I'll use myself as an example, as I helped in my own small way. My wife asked that we subscribe to Apple TV. The low sum of $4.99 seemed like a no-brainer. However, when I add it to my existing Apple Music and iTunes Match services, I now know that I'm spending $265 per year on access to content.
Apparently, I'm not the only one because the trend is strongly continuing. Even my business partner is raving about Ted Lasso. He accounts for one more of the many Apple paid subscriptions that now number more that 700 million—up 150 million from last year.
For the second quarter earnings of 2021, Services brought in $17.5 billion, up 33% from $13.2 billion in the year-ago quarter and up from $16.9 billion last quarter. That's a record. But it's not just Services that's kicking butt. Looking at the following chart, we see a quarterly breakdown of Apple's revenue:
We see that, nine years ago, iPad was a significant driver of sales. But that shrank as time went on. Clearly, the overflow went right to the iPhone—the blue bar. This makes sense to me, again using my own example, as two of my three kids "graduated" from iPads to iPhones. We have four iPhone 12s in the house at a thousand bucks each. I pay a fraction of that monthly through my phone provider, but that's still a lot of money.
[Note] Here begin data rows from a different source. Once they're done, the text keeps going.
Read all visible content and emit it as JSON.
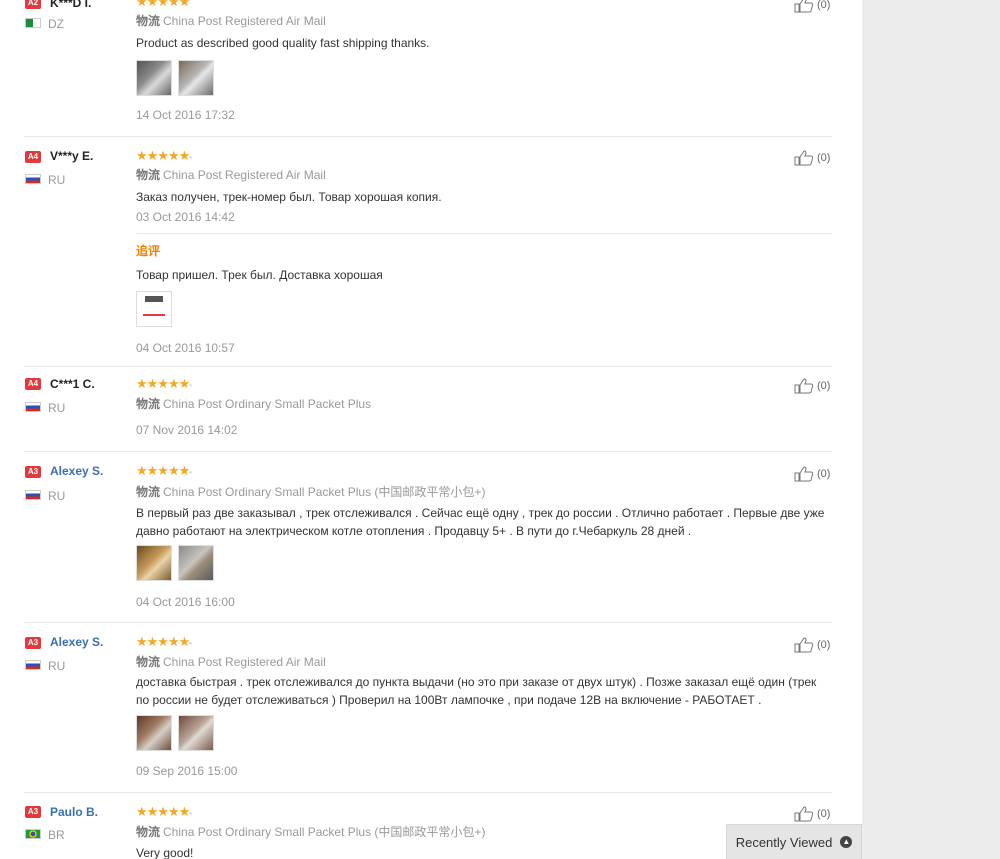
{
  "colors": {
    "star": "#f5a623",
    "level_badge": "#e4393c",
    "username_link": "#3a6fb3",
    "followup": "#f08200",
    "sidebar": "#ececec"
  },
  "shipping_label": "物流",
  "followup_label": "追评",
  "reviews": [
    {
      "level": "A2",
      "name": "K***D I.",
      "country": "DZ",
      "stars": "★★★★★",
      "shipping": "China Post Registered Air Mail",
      "text": "Product as described good quality fast shipping thanks.",
      "date": "14 Oct 2016 17:32",
      "helpful": "(0)"
    },
    {
      "level": "A4",
      "name": "V***y E.",
      "country": "RU",
      "stars": "★★★★★",
      "shipping": "China Post Registered Air Mail",
      "text": "Заказ получен, трек-номер был. Товар хорошая копия.",
      "date": "03 Oct 2016 14:42",
      "helpful": "(0)",
      "followup_text": "Товар пришел. Трек был. Доставка хорошая",
      "followup_date": "04 Oct 2016 10:57"
    },
    {
      "level": "A4",
      "name": "C***1 C.",
      "country": "RU",
      "stars": "★★★★★",
      "shipping": "China Post Ordinary Small Packet Plus",
      "date": "07 Nov 2016 14:02",
      "helpful": "(0)"
    },
    {
      "level": "A3",
      "name": "Alexey S.",
      "country": "RU",
      "stars": "★★★★★",
      "shipping": "China Post Ordinary Small Packet Plus (中国邮政平常小包+)",
      "text": "В первый раз две заказывал , трек отслеживался . Сейчас ещё одну , трек до россии . Отлично работает . Первые две уже давно работают на электрическом котле отопления . Продавцу 5+ . В пути до г.Чебаркуль 28 дней .",
      "date": "04 Oct 2016 16:00",
      "helpful": "(0)"
    },
    {
      "level": "A3",
      "name": "Alexey S.",
      "country": "RU",
      "stars": "★★★★★",
      "shipping": "China Post Registered Air Mail",
      "text": "доставка быстрая . трек отслеживался до пункта выдачи (но это при заказе от двух штук) . Позже заказал ещё один (трек по россии не будет отслеживаться ) Проверил на 100Вт лампочке , при подаче 12В на включение - РАБОТАЕТ .",
      "date": "09 Sep 2016 15:00",
      "helpful": "(0)"
    },
    {
      "level": "A3",
      "name": "Paulo B.",
      "country": "BR",
      "stars": "★★★★★",
      "shipping": "China Post Ordinary Small Packet Plus (中国邮政平常小包+)",
      "text": "Very good!",
      "helpful": "(0)"
    }
  ],
  "recently_viewed": "Recently Viewed"
}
Getting back to COVID-19, it altered Apple's revenue distribution—but not for the worse. In 2020, with store closures, supply chain disruptions, and crunched consumer wallets, Apple posted a record fiscal year, and its stock doubled.
Investors may naturally just think iPhone, iPhone, iPhone. But in September's quarter last year, Apple sold $9.03 billion in Macs, another record. iPad sales also surged, growing sales 31% in each of the prior three quarters. Just last month, Apple reported $7.4 billion in iPad sales for the quarter: an increase of $1 billion from the same time last year.
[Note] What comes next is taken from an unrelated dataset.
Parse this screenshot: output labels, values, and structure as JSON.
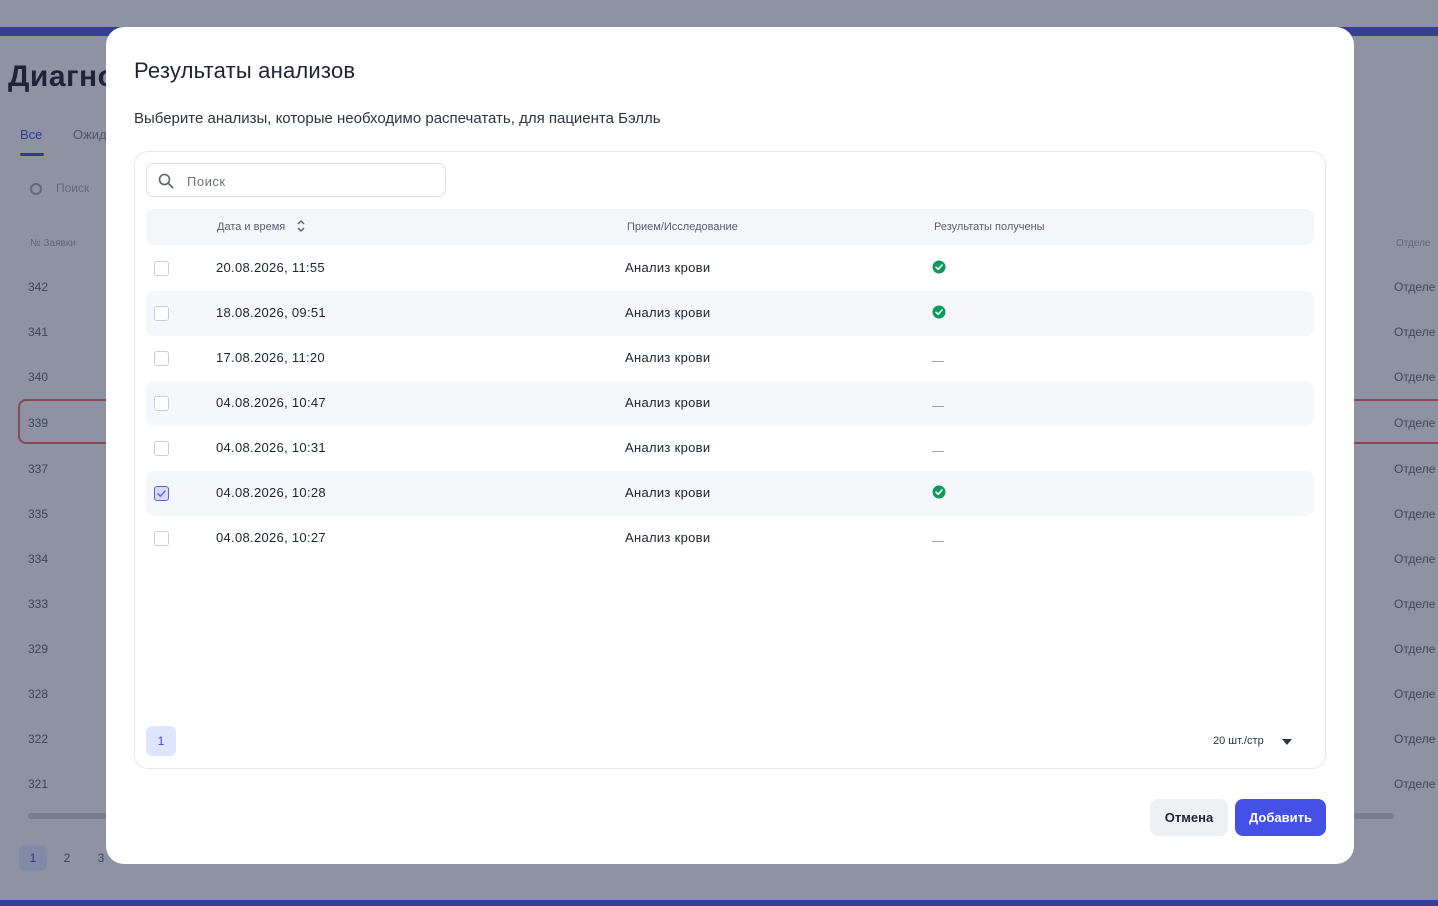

I estimate that my household of five people pays about 140 bucks per month on Apple equipment and services. Yeah, I'm a fan. That doesn't even include the network cost and line charges for communications. I'm definitely doing my part!
The fundamental story of Apple clearly shows that COVID is helping. But to gauge how Apple stock is faring in the eyes of big professional investors, I like to look at Big Money buying. MAPsignals measures unusual Big Money buying and selling on thousands of stocks. I looked to see how Apple faired through the pandemic until now.
Here we see all the Big Money Buying since last year. This table summarizes how many Big Money Buy signals Apple has had since 2014. It also highlights how many times it was on the Top 20 (top 20 scoring stocks):
Clearly, large investors are not shying away from Apple shares. The buy signals are important, but when a stock appears repeatedly, it has the makings of an outlier stock: one that towers above the rest in terms of performance.
Let's look at a chart. Apple has been hitting the right strides for years. Long-time big institutional support is a great recipe for long-term success.
Above, I've plotted a few of those Big Money buy signals. I've also included accumulation at the bottom. That's a sign that the shares have been getting scooped up.
The Bottom Line
Look, the latest headlines may rattle nerves. It stokes COVID fears that life will never again be normal. I'm an optimist, so I don't subscribe to that. But even if it's true, Apple appears to be doing fine.
COVID is definitely affecting Apple—measurably for the better. And it will likely continue for a while to come.
Disclosure: The author holds no position in AAPL at the time of publication.